Obiettivo Europa. La vera posta in gioco della «guerra preventiva» americana
Alberto Burgio
|
Stampa |
1. Il potere militare USA
A ben guardare, la decisione americana di
attaccare l’Iraq (ma già quella di impadronirsi dell’Afghanistan e di
scendere in lizza nel processo di disgregazione della Jugoslavia) rivela il
carattere estorsivo (in senso proprio mafioso) dell’esercizio
del potere militare da parte degli Stati Uniti nella fase successiva al collasso
dell’ordine bipolare. Se durante la Guerra fredda la corsa agli armamenti
nucleari e le guerre regionali avevano lo scopo prioritario di dimostrare all’avversario
il costante accrescersi della propria potenzialità distruttiva, dopo il ‘91
minacciare e, ove occorra, impiegare la violenza armata serve, alla superpotenza
globale, ad impedire che altri Stati possano crescere e, crescendo, emanciparsi
dal prelievo parassitario garantito dal sistema internazionale di scambi
incentrato sul dollaro. Questa è la vera differenza tra le due fasi storiche,
non la presunta originalità della «guerra preventiva» (quale strategia ha un
più chiaro scopo preventivo della deterrenza?) né la dimensione globale della
competizione (già ampiamente acquisita dopo Yalta). L’aspetto più
significativo dell’ultimo quindicennio consiste nella ferma determinazione
americana a mantenere, manu militari, la possibilità di approvvigionarsi
gratuitamente imponendo al resto del pianeta un vero e proprio sistema di
corvée.
2. Verso la «guerra civile occidentale»?
Ciò che emerge con la massima evidenza è che solo l’uso
della forza militare (o la costante minaccia di farvi ricorso) sostiene l’economia
del paese che suole ergersi a massimo garante del libero mercato. In questo
senso Paul Krugman ha usato l’espressione «economia della paura», suggerendo
come quest’ultima sia il principale lubrificante di un sistema economico
mondiale ancora incentrato sul dollaro, nonostante tutti i fattori di crisi che
ne minano la credibilità. Non c’è, ovviamente, da stupirsene.
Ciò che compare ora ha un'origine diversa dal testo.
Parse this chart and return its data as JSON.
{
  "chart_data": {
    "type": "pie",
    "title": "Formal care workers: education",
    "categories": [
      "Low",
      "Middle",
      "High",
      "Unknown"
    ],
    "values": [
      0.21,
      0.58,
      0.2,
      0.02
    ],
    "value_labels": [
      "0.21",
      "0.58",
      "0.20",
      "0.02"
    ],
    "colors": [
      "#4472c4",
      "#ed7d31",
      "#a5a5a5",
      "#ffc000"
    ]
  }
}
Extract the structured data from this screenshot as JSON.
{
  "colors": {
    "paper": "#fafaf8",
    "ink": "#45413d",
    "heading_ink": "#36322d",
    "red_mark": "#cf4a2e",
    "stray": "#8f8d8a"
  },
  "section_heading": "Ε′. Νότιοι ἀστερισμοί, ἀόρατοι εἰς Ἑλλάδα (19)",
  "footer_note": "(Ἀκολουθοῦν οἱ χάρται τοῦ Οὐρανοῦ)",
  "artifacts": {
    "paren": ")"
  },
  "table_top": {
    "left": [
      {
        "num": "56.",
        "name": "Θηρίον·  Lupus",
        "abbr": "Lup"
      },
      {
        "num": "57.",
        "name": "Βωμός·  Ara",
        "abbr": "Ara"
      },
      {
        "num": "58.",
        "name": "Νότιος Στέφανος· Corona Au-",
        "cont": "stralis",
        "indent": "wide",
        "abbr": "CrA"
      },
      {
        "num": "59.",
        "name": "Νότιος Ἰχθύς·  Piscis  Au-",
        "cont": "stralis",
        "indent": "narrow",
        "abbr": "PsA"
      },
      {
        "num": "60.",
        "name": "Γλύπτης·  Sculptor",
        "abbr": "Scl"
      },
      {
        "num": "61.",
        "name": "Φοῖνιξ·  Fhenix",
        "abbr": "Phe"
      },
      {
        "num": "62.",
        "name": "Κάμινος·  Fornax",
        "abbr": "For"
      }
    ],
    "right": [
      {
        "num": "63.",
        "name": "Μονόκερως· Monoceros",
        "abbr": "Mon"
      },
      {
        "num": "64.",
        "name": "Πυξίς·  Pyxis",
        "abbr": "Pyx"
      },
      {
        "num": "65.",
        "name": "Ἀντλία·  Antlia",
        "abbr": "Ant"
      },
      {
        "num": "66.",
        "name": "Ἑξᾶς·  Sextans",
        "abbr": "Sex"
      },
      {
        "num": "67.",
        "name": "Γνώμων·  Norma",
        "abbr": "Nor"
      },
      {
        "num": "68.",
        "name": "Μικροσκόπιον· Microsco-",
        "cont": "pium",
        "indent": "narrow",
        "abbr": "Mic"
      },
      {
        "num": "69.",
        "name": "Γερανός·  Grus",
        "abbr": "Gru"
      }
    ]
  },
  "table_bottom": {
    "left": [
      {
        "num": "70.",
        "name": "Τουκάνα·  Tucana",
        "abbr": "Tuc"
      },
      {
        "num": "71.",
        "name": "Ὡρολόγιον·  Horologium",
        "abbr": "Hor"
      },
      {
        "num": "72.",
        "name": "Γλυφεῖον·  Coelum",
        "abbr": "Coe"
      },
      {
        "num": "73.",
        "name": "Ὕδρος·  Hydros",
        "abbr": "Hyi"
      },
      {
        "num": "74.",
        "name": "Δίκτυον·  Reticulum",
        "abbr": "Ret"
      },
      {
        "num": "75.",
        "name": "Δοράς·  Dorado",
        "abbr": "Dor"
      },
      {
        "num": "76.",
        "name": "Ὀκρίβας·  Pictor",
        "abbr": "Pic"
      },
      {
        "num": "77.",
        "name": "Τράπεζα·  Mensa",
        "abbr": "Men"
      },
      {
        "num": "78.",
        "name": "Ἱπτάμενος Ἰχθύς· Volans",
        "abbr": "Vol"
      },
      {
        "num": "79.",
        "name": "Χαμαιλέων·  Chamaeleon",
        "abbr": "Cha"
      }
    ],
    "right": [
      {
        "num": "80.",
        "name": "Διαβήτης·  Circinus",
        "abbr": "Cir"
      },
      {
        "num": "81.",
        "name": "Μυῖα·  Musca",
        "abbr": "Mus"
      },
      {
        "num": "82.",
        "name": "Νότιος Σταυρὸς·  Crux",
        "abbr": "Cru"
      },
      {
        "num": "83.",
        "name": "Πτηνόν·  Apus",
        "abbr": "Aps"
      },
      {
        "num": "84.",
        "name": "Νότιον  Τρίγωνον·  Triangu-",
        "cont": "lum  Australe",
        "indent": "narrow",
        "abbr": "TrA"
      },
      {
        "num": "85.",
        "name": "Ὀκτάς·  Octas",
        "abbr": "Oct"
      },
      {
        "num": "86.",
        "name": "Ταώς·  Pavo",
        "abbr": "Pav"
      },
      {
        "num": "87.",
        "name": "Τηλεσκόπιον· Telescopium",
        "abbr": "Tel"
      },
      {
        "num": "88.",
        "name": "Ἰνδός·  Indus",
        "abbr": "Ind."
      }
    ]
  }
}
Non si
ricorderà mai abbastanza quella geniale pagina dei Quaderni nella quale
Gramsci sottolinea come «il liberismo [sia] una “regolamentazione” di
carattere statale», «un programma politico», e venga con piena consapevolezza
«introdotto e mantenuto per via legislativa e coercitiva». [1] Ciò che desta meraviglia è piuttosto il fatto
che - proprio come ai tempi di Gramsci, come se l’esperienza storica non
giovasse in alcun modo - buona parte della cosiddetta «sinistra critica»,
abbagliata dalle retoriche della «globalizzazione», abbia fatto proprie e
trasformato in dogmi formule ideologiche confutate da ogni evidenza. Risulta
difficile comprendere come teorie che discorrono di «autonomia del capitale
globale» e di «esaurimento del ruolo storico degli Stati nazionali» possano
ottenere ascolto in una fase segnata in profondità dalla guerra (cioè dalla
più pura espressione della forza degli apparati statuali) e dal primato della
politica (che, attraverso la guerra, rivendica a sé la funzione di istanza
fondamentale dei processi riproduttivi). [2]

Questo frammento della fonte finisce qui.